The second key element is embodiment. Laclau argues that “the rulers become a symbol of the ruled, but at the same time the ruled lay the foundations upon which a leader is built.” Podemos has done just this: strive to make the people identify as much as possible with the leader, the latter being an embodiment of the former (conveniently, Podemos’s ballot papers in the European elections did not bear the logo of the party but an image of Pablo Iglesias).
The third key element is hegemony. Since the leader and the people are one and the same thing, the leader’s decisions may not be questioned (otherwise it is the people who are being called into question…). Therefore, criticism and dissidence are not looked upon favourably.
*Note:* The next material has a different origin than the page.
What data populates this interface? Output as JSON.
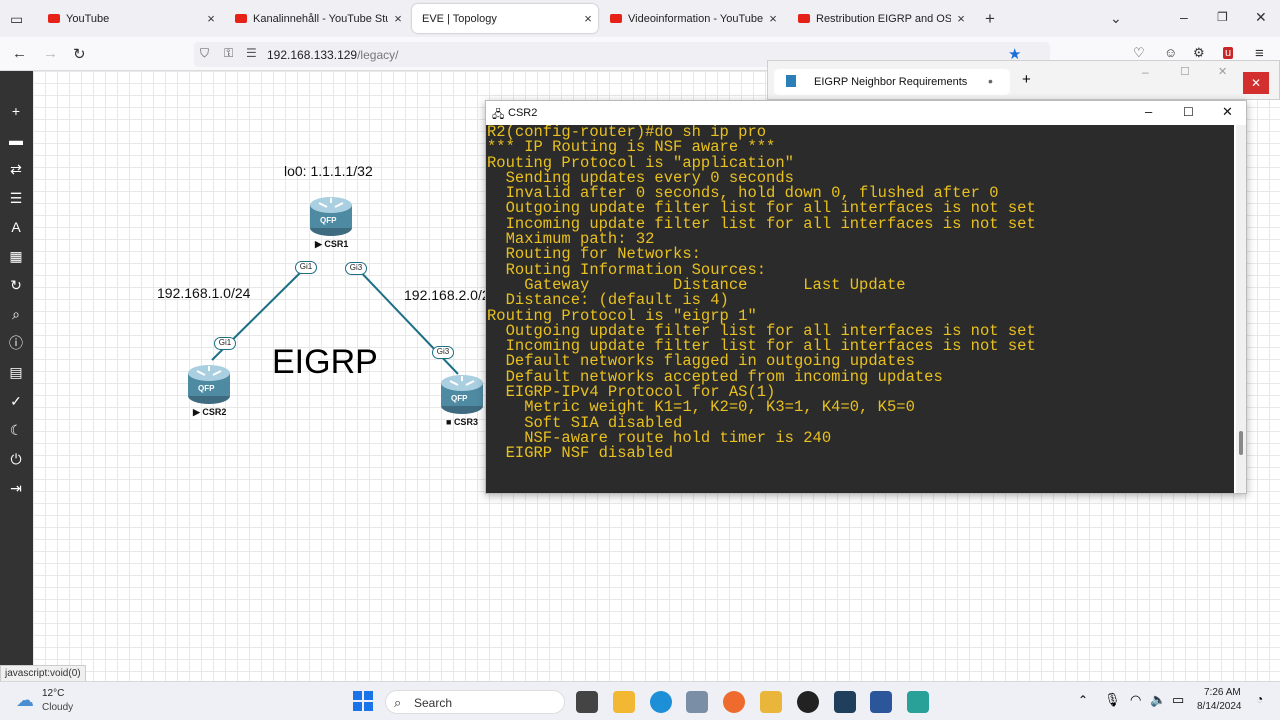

In practice this means that: 1) anyone criticising the leader or the party is, ipso facto, a member of the “caste” (this is a black-or-white view: you are either with me or against me); 2) the losers at party conferences are required not to aspire to any position within the party; 3) this results in a completely undifferentiated national structure: hegemony does not go much for plurality.
Podemos is not only a mass political phenomenon but also, and above all, a political communication phenomenon.